DISCLAIMER:
 This rant is brought to you by the Constitution—what’s left of it—and by the number 6, as in the six black-robed turds who decided the courts should work like DMV lines: slow, redundant, and absolutely incapable of saving your ass in real time. Side effects include whiplash, indigestion, and a sudden desire to scream into the void.
So here's the setup:
Let’s say your government wakes up one morning and decides, “Hey! What if we make some Americans not American anymore?” Or maybe they skip the paperwork and poof your records vanish—like we already talked about Monday and Tuesday (go read 'em, I'll wait). You try to fight back. You go to court. You say, “Judge, this is bullshit and I’d like everyone affected to be protected until we sort this out.”
And now—thanks to the gang over at SCROTUM, the Supreme Crotch-Tickling Organization for Tyranny Under Mandates—your judge can look you dead in the eye and say, “Sure, I’ll help you, Steve, but everybody else who’s also getting hosed? Yeah… not my problem.”
That’s what this ruling does. It says federal judges can no longer stop a law or executive action for everyone—just for the people actually standing in court. Like the roof’s on fire, and the firefighters are only allowed to put out the flames in your specific room, while the rest of the building burns down.
But wait—it gets better. Because SCOTUS didn’t completely slam the door shut on relief. Oh no. They left a tiny window open… like one of those bathroom vents you can’t fit a hamster through. They said, “You can stop unconstitutional policies nationwide… but only if you’re a class-action lawsuit, and it’s approved by a judge, and you’ve got standing, and a unicorn testified on your behalf under a full moon.”
Meanwhile, let’s do a quick rewind.
 Remember when Biden took office and tried to undo the dumpster fire of the last administration—reinstating basic protections, restoring rights, issuing executive orders that made legal and moral sense? And just when things started to look a little less apocalyptic, some podunk right-wing judge in Texas with a Jesus fish on his gavel would issue a national injunction before the ink was dry?Â
Yeah, that was business as usual. And the second Biden took office, half the federal bench in the Lone Star State decided their job was to play Shadow President. Judge Matthew Kacsmaryk (go ahead, spell it however you like—he’s the one who treats the Handmaid’s Tale like a career goal) made headlines blocking access to birth control, stripping protections from LGBTQ+ Americans, freezing immigration actions, and trying to kneecap mifepristone.

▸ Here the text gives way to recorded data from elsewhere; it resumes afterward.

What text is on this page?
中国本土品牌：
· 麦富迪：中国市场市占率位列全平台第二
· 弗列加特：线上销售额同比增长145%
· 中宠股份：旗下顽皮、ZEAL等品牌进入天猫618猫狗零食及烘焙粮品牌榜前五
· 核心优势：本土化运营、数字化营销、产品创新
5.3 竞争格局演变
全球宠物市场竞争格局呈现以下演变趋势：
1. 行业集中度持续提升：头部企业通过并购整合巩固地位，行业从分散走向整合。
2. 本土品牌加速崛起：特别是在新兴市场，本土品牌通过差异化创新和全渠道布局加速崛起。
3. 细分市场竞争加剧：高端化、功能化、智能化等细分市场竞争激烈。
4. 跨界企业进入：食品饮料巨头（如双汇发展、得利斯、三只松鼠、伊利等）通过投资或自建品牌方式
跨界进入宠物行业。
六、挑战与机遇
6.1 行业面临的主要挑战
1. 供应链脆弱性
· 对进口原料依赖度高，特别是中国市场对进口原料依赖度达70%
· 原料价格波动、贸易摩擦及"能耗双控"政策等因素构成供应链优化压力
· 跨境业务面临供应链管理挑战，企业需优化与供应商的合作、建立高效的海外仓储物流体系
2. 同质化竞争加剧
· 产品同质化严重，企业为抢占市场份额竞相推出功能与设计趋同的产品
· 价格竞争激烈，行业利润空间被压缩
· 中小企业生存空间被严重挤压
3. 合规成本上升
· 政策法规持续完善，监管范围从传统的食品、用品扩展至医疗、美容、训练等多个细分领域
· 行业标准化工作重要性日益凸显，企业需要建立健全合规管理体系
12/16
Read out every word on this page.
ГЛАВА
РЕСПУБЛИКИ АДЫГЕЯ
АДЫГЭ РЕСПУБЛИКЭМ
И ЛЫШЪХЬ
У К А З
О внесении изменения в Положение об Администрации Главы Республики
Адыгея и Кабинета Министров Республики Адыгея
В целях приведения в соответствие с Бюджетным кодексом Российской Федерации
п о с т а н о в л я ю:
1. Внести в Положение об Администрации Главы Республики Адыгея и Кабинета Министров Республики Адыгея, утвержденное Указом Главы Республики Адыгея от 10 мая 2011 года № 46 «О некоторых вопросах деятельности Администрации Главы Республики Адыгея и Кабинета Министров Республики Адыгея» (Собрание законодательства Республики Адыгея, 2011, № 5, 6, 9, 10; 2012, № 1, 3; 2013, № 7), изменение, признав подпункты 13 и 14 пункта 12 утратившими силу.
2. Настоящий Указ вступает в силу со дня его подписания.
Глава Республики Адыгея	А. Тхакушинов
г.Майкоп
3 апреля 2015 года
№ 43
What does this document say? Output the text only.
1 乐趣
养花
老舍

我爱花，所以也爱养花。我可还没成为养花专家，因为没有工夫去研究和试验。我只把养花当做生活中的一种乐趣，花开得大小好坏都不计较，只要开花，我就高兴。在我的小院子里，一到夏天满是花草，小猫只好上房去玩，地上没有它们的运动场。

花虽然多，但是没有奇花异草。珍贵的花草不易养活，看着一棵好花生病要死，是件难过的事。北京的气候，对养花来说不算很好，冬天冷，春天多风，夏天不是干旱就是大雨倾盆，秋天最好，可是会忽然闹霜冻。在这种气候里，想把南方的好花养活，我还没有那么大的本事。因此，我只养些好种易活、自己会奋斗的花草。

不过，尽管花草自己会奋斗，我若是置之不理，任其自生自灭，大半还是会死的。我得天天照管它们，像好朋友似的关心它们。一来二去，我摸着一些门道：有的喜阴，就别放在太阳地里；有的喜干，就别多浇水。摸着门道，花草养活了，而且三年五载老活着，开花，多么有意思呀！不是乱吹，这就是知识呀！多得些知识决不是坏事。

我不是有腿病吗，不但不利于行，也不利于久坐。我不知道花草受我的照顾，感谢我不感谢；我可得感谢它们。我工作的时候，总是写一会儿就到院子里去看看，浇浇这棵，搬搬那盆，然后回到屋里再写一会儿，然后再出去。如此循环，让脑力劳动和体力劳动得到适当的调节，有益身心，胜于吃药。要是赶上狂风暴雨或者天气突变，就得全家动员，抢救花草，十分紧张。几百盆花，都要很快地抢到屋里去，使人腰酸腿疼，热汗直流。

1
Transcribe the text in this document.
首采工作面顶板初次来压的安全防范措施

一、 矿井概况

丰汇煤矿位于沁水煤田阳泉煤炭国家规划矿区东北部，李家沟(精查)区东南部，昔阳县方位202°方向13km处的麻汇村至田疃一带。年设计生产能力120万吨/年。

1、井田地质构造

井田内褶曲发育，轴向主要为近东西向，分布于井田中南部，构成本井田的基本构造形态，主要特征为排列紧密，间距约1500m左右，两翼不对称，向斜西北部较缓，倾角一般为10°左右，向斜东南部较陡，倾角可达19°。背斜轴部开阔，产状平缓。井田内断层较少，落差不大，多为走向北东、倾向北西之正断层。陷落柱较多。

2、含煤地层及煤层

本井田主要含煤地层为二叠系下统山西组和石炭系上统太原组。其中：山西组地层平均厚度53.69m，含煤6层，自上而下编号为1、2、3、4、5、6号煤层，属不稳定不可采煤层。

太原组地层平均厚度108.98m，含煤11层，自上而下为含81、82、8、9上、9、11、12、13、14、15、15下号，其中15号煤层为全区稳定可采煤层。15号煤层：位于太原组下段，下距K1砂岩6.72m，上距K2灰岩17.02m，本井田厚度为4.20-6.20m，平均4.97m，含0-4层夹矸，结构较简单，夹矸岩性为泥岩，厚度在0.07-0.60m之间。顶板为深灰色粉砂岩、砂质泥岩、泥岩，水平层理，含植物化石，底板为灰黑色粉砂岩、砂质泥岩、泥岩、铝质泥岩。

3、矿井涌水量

Sure, most of his rulings got smacked down by higher courts faster than you can say “you don’t get to legislate from the bench,” but the damage was still done—delays, fear, confusion, and headlines that made every progressive policy look radioactive.
Now suddenly it’s a problem?
Now we need to respect “judicial restraint”?
Now we’re worried about “separation of powers”?
Now, the same people who weaponized the judiciary like it was a flamethrower at a birthday party are clutching their pearls about how much authority a judge has?
Fuck off.
And here’s the real kicker: This ruling helps the next Democratic president. Because guess what, Republicans? Your favorite game—shop for judges like you’re picking out wallpaper at Fascist Depot? Yeah, that gets a little harder now. You can’t just run to one MAGA judge in Amarillo and nuke federal policy for all 330 million of us. You gotta play fair. Boo-fucking-hoo.
But until then, you?
You better lawyer up early and bring everyone you know to file alongside you. Because if your rights are on the chopping block, the courts are now saying: “Don’t worry—we’ll help. One paper cut at a time.”
So happy almost–Independence Day, folks.
Because nothing says liberty and justice for all like “go fuck yourself, your neighbor didn’t file the right form.”
[Curtain. Applause. Angry stomping. George exits, flipping off a copy of the majority opinion.]